Pages

7 Temmuz 2010 Çarşamba

Schördinger Kedi Paradoksu

Modern fizik, temelde iki ana grupta değerlendirilmektedir. Birinci grup, teorik sonuçların deneyle gözlemlenebilir kısmıyla ilgilenirken, ikinci grup birinciyi kapsayacak biçimde, yüzyıllardır söylenen gerçekleri (herşeyin algıdan ibaret olduğu, "makinenin içindeki hayalet", "küçük insanın içindeki küçük insan" vs) açıklamaya çalışmaktadır.

Bu konuda en belirgin örnekler, Heisenberg'in belirsizlik ilkesi ile Schördinger‘in kedi paradoksu’dur. Belirsizlik ilkesine göre, bir nesnenin hem konumunu hem de momentumunu (cismin çarpma gücünü, hareketini) aynı anda, tam olarak belirlemek imkânsızdır.



Schrödinger kedi paradoksunda da, bir sandık ya da büyük bir kutu içinde bir kedi ile bir potasyum siyanür şişesi ve vurmaya hazır bir çekiç bulunmaktadır.
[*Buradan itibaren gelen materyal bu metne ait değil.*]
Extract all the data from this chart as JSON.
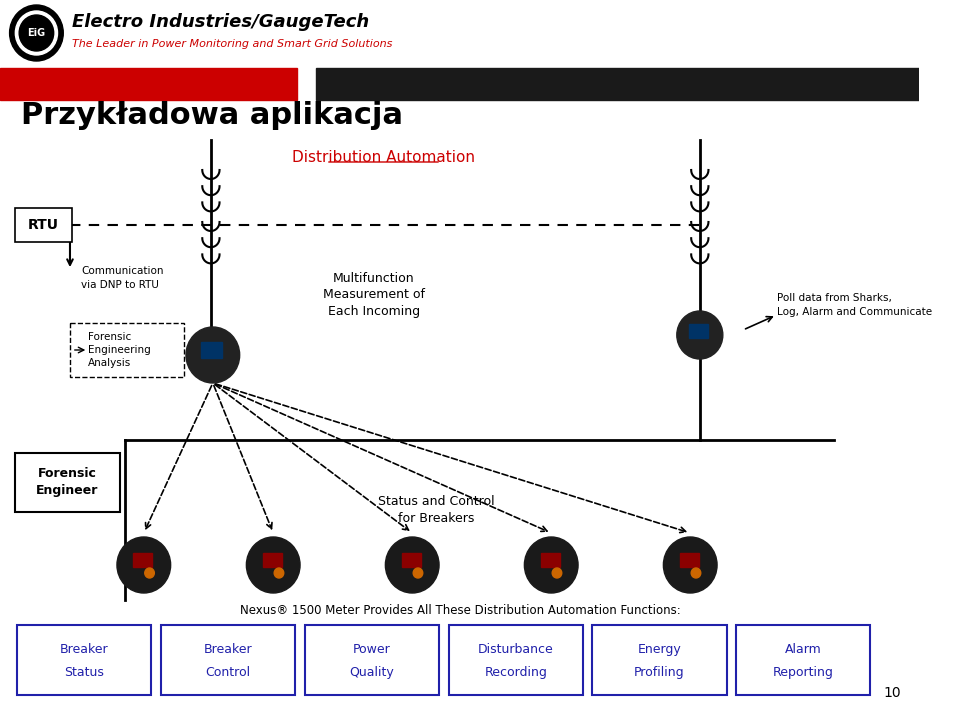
{
  "bg_color": "#ffffff",
  "header_bar_left_color": "#cc0000",
  "header_bar_right_color": "#1a1a1a",
  "logo_text": "Electro Industries/GaugeTech",
  "logo_sub": "The Leader in Power Monitoring and Smart Grid Solutions",
  "title": "Przykładowa aplikacja",
  "subtitle": "Distribution Automation",
  "rtu_label": "RTU",
  "comm_label": "Communication\nvia DNP to RTU",
  "forensic_eng_label": "Forensic\nEngineering\nAnalysis",
  "forensic_engineer_label": "Forensic\nEngineer",
  "multifunction_label": "Multifunction\nMeasurement of\nEach Incoming",
  "poll_label": "Poll data from Sharks,\nLog, Alarm and Communicate",
  "status_control_label": "Status and Control\nfor Breakers",
  "nexus_label": "Nexus® 1500 Meter Provides All These Distribution Automation Functions:",
  "box_labels": [
    [
      "Breaker",
      "Status"
    ],
    [
      "Breaker",
      "Control"
    ],
    [
      "Power",
      "Quality"
    ],
    [
      "Disturbance",
      "Recording"
    ],
    [
      "Energy",
      "Profiling"
    ],
    [
      "Alarm",
      "Reporting"
    ]
  ],
  "blue_color": "#2020aa",
  "red_color": "#cc0000",
  "black_color": "#000000",
  "page_number": "10"
}
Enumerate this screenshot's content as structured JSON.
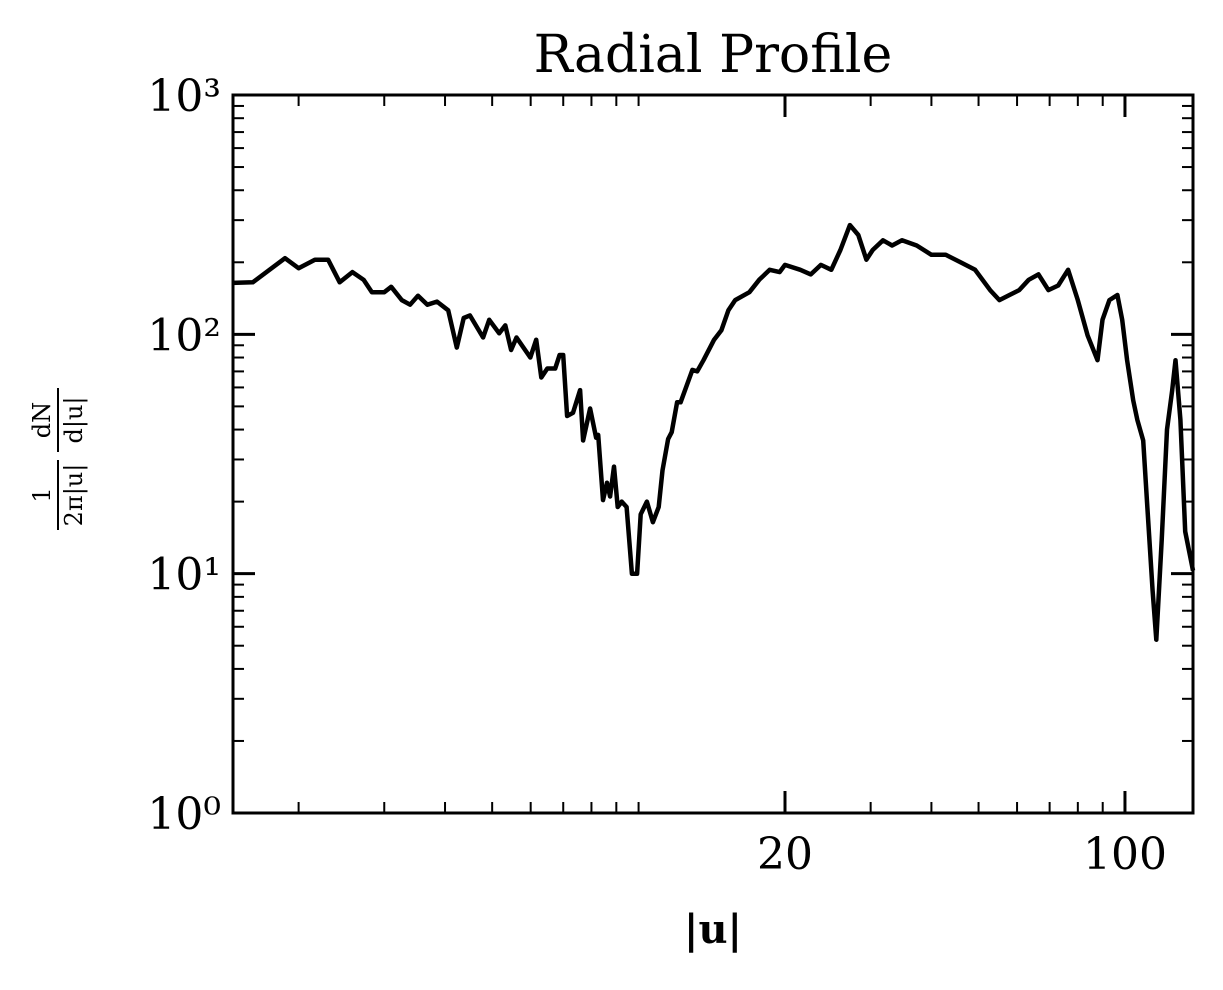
{
  "chart_data": {
    "type": "line",
    "title": "Radial Profile",
    "xlabel": "|u|",
    "ylabel": {
      "numerator_1": "1",
      "denominator_1": "2π|u|",
      "numerator_2": "dN",
      "denominator_2": "d|u|"
    },
    "xlog": true,
    "ylog": true,
    "color": "#000000",
    "x": [
      1.466,
      1.61,
      1.875,
      2.0,
      2.16,
      2.3,
      2.43,
      2.58,
      2.72,
      2.83,
      3.0,
      3.1,
      3.26,
      3.39,
      3.52,
      3.68,
      3.85,
      4.06,
      4.23,
      4.37,
      4.5,
      4.79,
      4.93,
      5.17,
      5.32,
      5.47,
      5.61,
      5.99,
      6.16,
      6.31,
      6.49,
      6.74,
      6.88,
      7.0,
      7.13,
      7.33,
      7.58,
      7.69,
      7.95,
      8.18,
      8.26,
      8.45,
      8.61,
      8.74,
      8.9,
      9.06,
      9.23,
      9.45,
      9.69,
      9.93,
      10.1,
      10.4,
      10.7,
      11.0,
      11.2,
      11.5,
      11.7,
      12.0,
      12.2,
      12.9,
      13.2,
      13.6,
      14.3,
      14.8,
      15.3,
      15.8,
      16.9,
      17.7,
      18.6,
      19.5,
      20,
      21.5,
      22.6,
      23.7,
      24.9,
      26.0,
      27.2,
      28.3,
      29.4,
      30.3,
      31.8,
      33.2,
      34.8,
      37.3,
      40.0,
      42.8,
      45.9,
      49.2,
      52.8,
      55.2,
      57.9,
      60.6,
      63.4,
      66.4,
      69.6,
      72.9,
      76.4,
      80.0,
      83.8,
      87.8,
      89.9,
      92.9,
      96.5,
      98.7,
      101,
      104,
      106,
      109,
      111,
      114,
      116,
      119,
      122,
      125,
      127,
      130,
      133,
      138
    ],
    "values": [
      164,
      165,
      208,
      189,
      205,
      205,
      165,
      182,
      169,
      150,
      150,
      158,
      139,
      133,
      145,
      133,
      137,
      126,
      88,
      117,
      120,
      97,
      115,
      101,
      109,
      86,
      97,
      80,
      95,
      66,
      72,
      72,
      82,
      82,
      45.6,
      47,
      58.5,
      36,
      49,
      37,
      38,
      20.3,
      24,
      21,
      28,
      19,
      20,
      19,
      10,
      10,
      17.7,
      20,
      16.4,
      19,
      27,
      36.5,
      39,
      52,
      52,
      71,
      70,
      78,
      95,
      104,
      126,
      139,
      150,
      169,
      186,
      182,
      195,
      186,
      178,
      195,
      186,
      225,
      286,
      260,
      205,
      225,
      247,
      235,
      247,
      235,
      215,
      215,
      200,
      186,
      153,
      139,
      146,
      153,
      169,
      178,
      153,
      160,
      186,
      139,
      99,
      78,
      115,
      139,
      146,
      115,
      78,
      53,
      44,
      36,
      20,
      8.5,
      5.3,
      13.8,
      40,
      58,
      78,
      44,
      15,
      10.3
    ],
    "xlim": [
      1.466,
      138
    ],
    "ylim": [
      1,
      1000
    ],
    "xticks": [
      20,
      100
    ],
    "xminorticks": [
      2,
      3,
      4,
      5,
      6,
      7,
      8,
      9,
      10,
      30,
      40,
      50,
      60,
      70,
      80,
      90
    ],
    "yticks": [
      {
        "value": 1,
        "label": "10⁰"
      },
      {
        "value": 10,
        "label": "10¹"
      },
      {
        "value": 100,
        "label": "10²"
      },
      {
        "value": 1000,
        "label": "10³"
      }
    ],
    "yminorticks": [
      2,
      3,
      4,
      5,
      6,
      7,
      8,
      9,
      20,
      30,
      40,
      50,
      60,
      70,
      80,
      90,
      200,
      300,
      400,
      500,
      600,
      700,
      800,
      900
    ]
  }
}
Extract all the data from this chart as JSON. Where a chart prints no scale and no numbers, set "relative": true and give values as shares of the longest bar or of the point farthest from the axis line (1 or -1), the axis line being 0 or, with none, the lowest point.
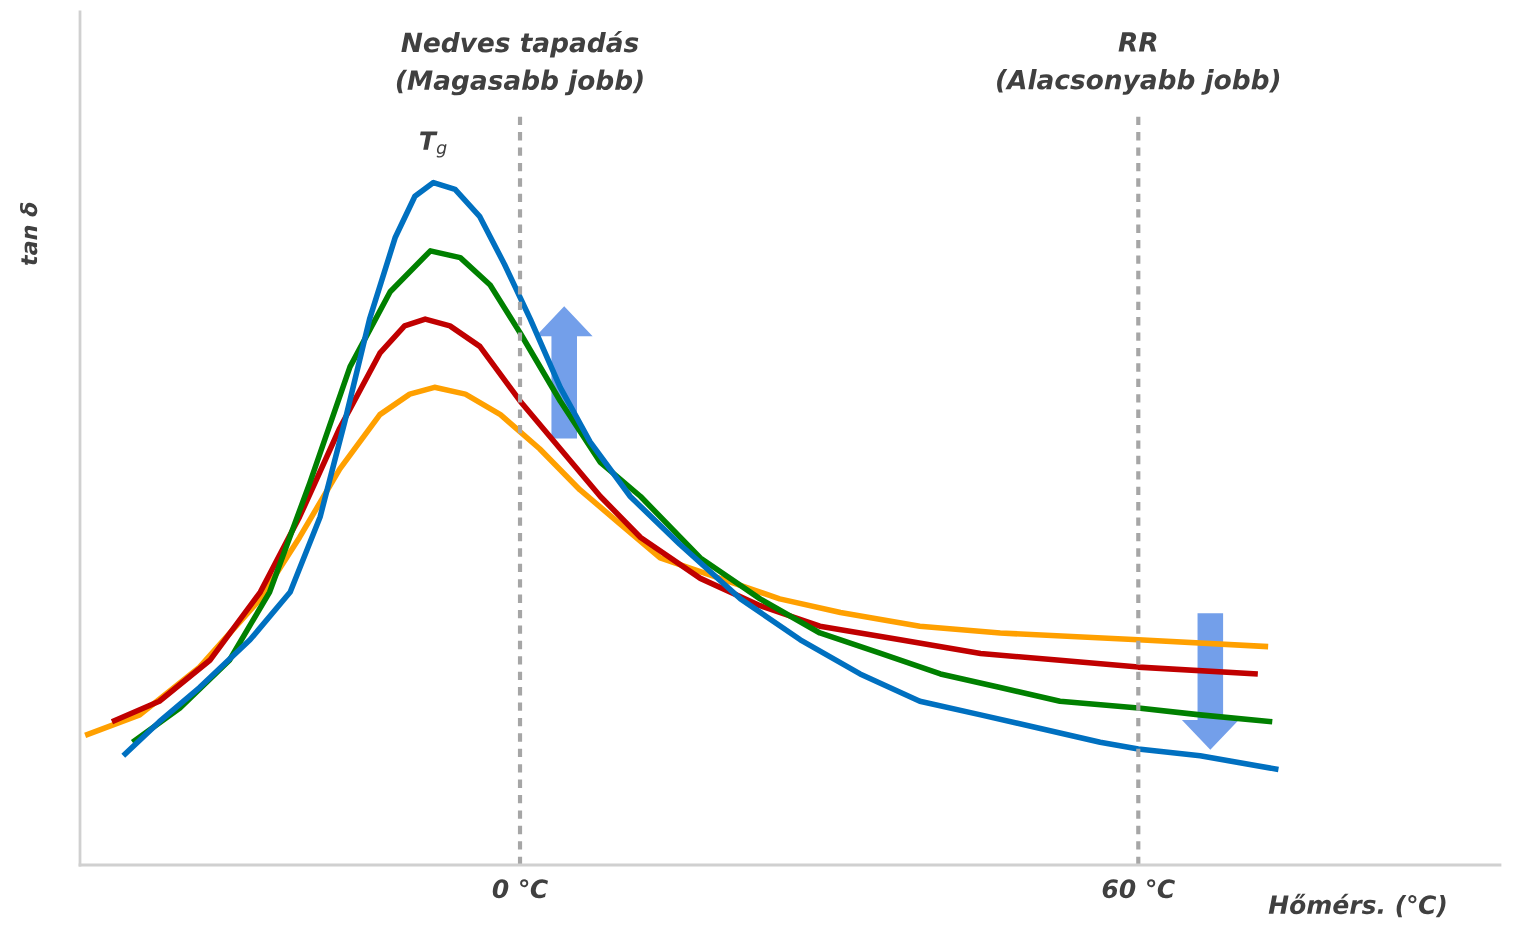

Kutuda ayrıca bir parça da radyoaktif madde yer almakta olup hiç kimse bu maddenin ne zaman alfa parçacıkları yayınlayacağını kesinlikle bilmemektedir. Parçacıklar yayınlanacağı zaman, çekiç şişeye vuracak,şişe parçalanacak ve çıkan gaz kediyi öldürecektir. Hiç kimse ne olduğunu araştırmadığı taktirde kedi ölü müdür,diri mi bilinemeyecektir. Cevabı; Heisenberg'in belirsizlik ilkesine göre algılayıcı tarafından belirlenecektir. Başka bir deyişle, durum bizim baktığımız anda yaratılacaktır, bakmadığımızda da bizim için henüz o durum yaratılmamıştır. Bu da taneciklerin gözlemlendiğinde mevcut olup gözlemlenmediğinde olmadığına açıklık getirmektedir.